Rebeldes
cercam, em sua casa, presidente que autoriza os assassinatos seletivos
praticados com drones, pelos EUA. Ocupado o palácio do governo
Antonio Martins – Outras Palavras, em Blog da Redação
Uma
peça importante no tabuleiro geopolítico do Oriente Médio pode estar se movendo
neste instante. Na manhã de ontem, combatentes do grupo político-religioso houthi, de
tendência muçulmana xiita, tomaram o palácio presidencial do Yemen em Sana’a, a
capital. Como o presidente, Abdu Rabbu Mansour Hadi, encontrava-se em sua
residência particular, esta foi cercada pelos rebeldes — e assim permanece.
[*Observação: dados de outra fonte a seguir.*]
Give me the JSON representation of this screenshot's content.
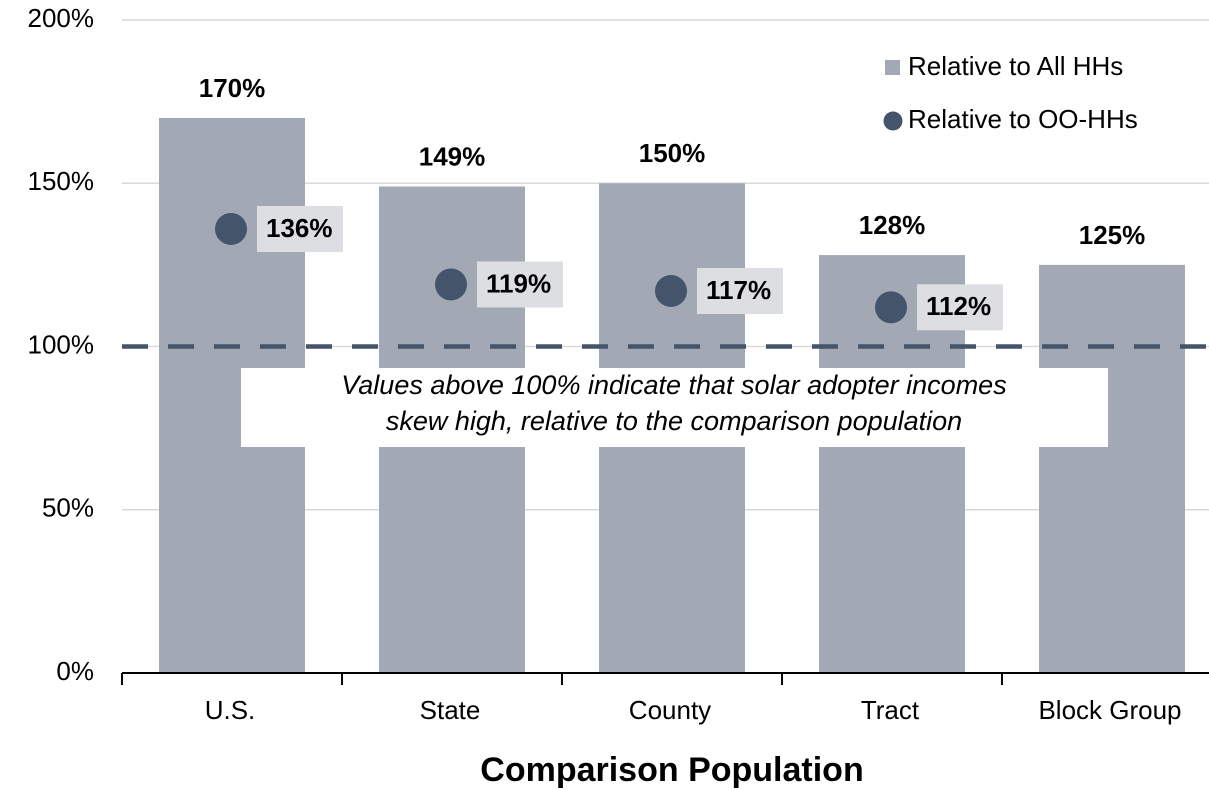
{
  "chart_data": {
    "type": "bar",
    "x_label": "Comparison Population",
    "categories": [
      "U.S.",
      "State",
      "County",
      "Tract",
      "Block Group"
    ],
    "series": [
      {
        "name": "Relative to All HHs",
        "color": "#a2a9b4",
        "marker": "bar",
        "values": [
          170,
          149,
          150,
          128,
          125
        ],
        "value_labels": [
          "170%",
          "149%",
          "150%",
          "128%",
          "125%"
        ]
      },
      {
        "name": "Relative to OO-HHs",
        "color": "#44546a",
        "marker": "dot",
        "values": [
          136,
          119,
          117,
          112,
          null
        ],
        "value_labels": [
          "136%",
          "119%",
          "117%",
          "112%",
          null
        ]
      }
    ],
    "ylim": [
      0,
      200
    ],
    "yticks": [
      {
        "value": 0,
        "label": "0%"
      },
      {
        "value": 50,
        "label": "50%"
      },
      {
        "value": 100,
        "label": "100%"
      },
      {
        "value": 150,
        "label": "150%"
      },
      {
        "value": 200,
        "label": "200%"
      }
    ],
    "grid": true,
    "reference_line": 100,
    "annotation": [
      "Values above 100% indicate that solar adopter incomes",
      "skew high, relative to the comparison population"
    ],
    "legend": "upper right"
  }
}
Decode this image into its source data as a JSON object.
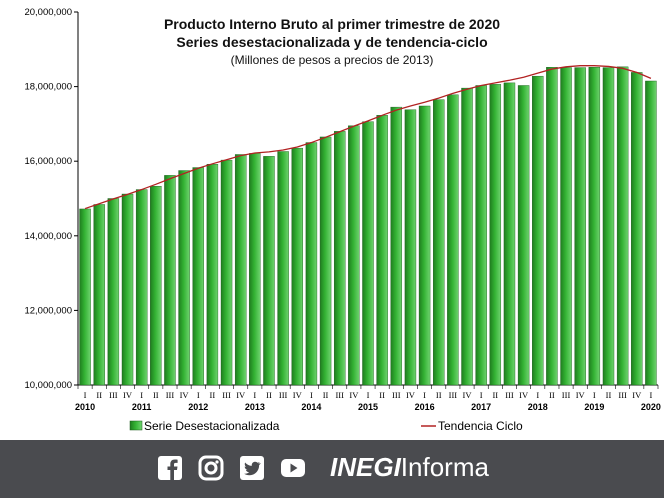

Um
automóvel da diplomacia norte-americana foi incendiado. O líder dos
houthis anunciou, num discurso pela TV, que não pretende destituir o governo,
mas que adotará “todas as medidas necessárias” para que as reivindicações
políticas de seu grupo sejam atendidas.
Os
novos atos indicam a retomada de uma ofensiva
houthi, iniciada em setembro e motivada por duas questões. A primeira é
econômico-social. As condições de vida já precárias (o Yemen é o 157º colocado,
numa lista de países segundo seu Índice de Desenvolmento Humano — IDH)
agravaram-se em agosto, quando o governo de Abdu Hadi eliminou subsídios e
provocou alta de 100% no preço dos combustíveis. Os houthis, que existem como
movimento há 25 anos e adquiriram força militar em período recente, ocuparam
pontos estratégicos da capital — inclusive estações de rádio e TV.
Em
negociações subsequentes, o presidente aceitou a formação de um governo “de
unidade”, que acabou não se conformando. A ofensiva houthi dos últimos dias foi
deflagrada depois que autoridades anunciaram plano para dividir o país em seis
províncias, o que é rechaçado pelos revoltosos. Na segunda-feira, eles
aprisionaram o chefe de gabinete da Presidência. Ontem, tomaram o palácio e sitiaram
Abdu Hadi.
O
segundo fator da ofensiva é geopolítico e aflige Washington. O Yemen é base de
um ramo importante da Al-Qaeda — o mesmo que teria assumido a responsabilidade
pelo atentado praticado este mês contra o Charlie Hebdo. Os EUA
desencadearam há anos, contra o grupo, uma guerra baseada em assassinatos
seletivos, praticados por drones. Assim como ocorre no Paquistão, os
homicídios, além de serem afronta brutal os direitos humanos, costumam atingir
também a população civil. Só em 2014, segundo o Consórcio Internacional
de Jornalismo Investigativo, entre entre 148 e 214 pessoas foram mortas em ataques deste tipo. São mais vítimas
fatais, por mês, do que as mortas na carnificina praticada no jornal francês…
Os
houthis combatem a Al-Qaeda, mas se opõem tanto aos assassinatos por drones
quando à interferência de Washington nos assuntos do Yemen. Não são os únicos a
fazê-lo. Em abril de 2013, Farea al-Muslimi, uma jovem ativista yememita que
cursou ensino médio nos EUA, prestou depoimento no Senado norte-americano. Ela
é originária da cidade de Wessab, uma das atingidas por assassinatos por
drones. “O ataque conseguiu realizar, num instante, o que os terroristas jamais
haviam obtido”, disse: “Agora há ira intensa e ódio crescente dirigidos aos
Estados Unidos,” disse ela. A possível queda de Abdu Radih, o presidente submisso
a Washington, pode ser mais um sinal deste sentimento.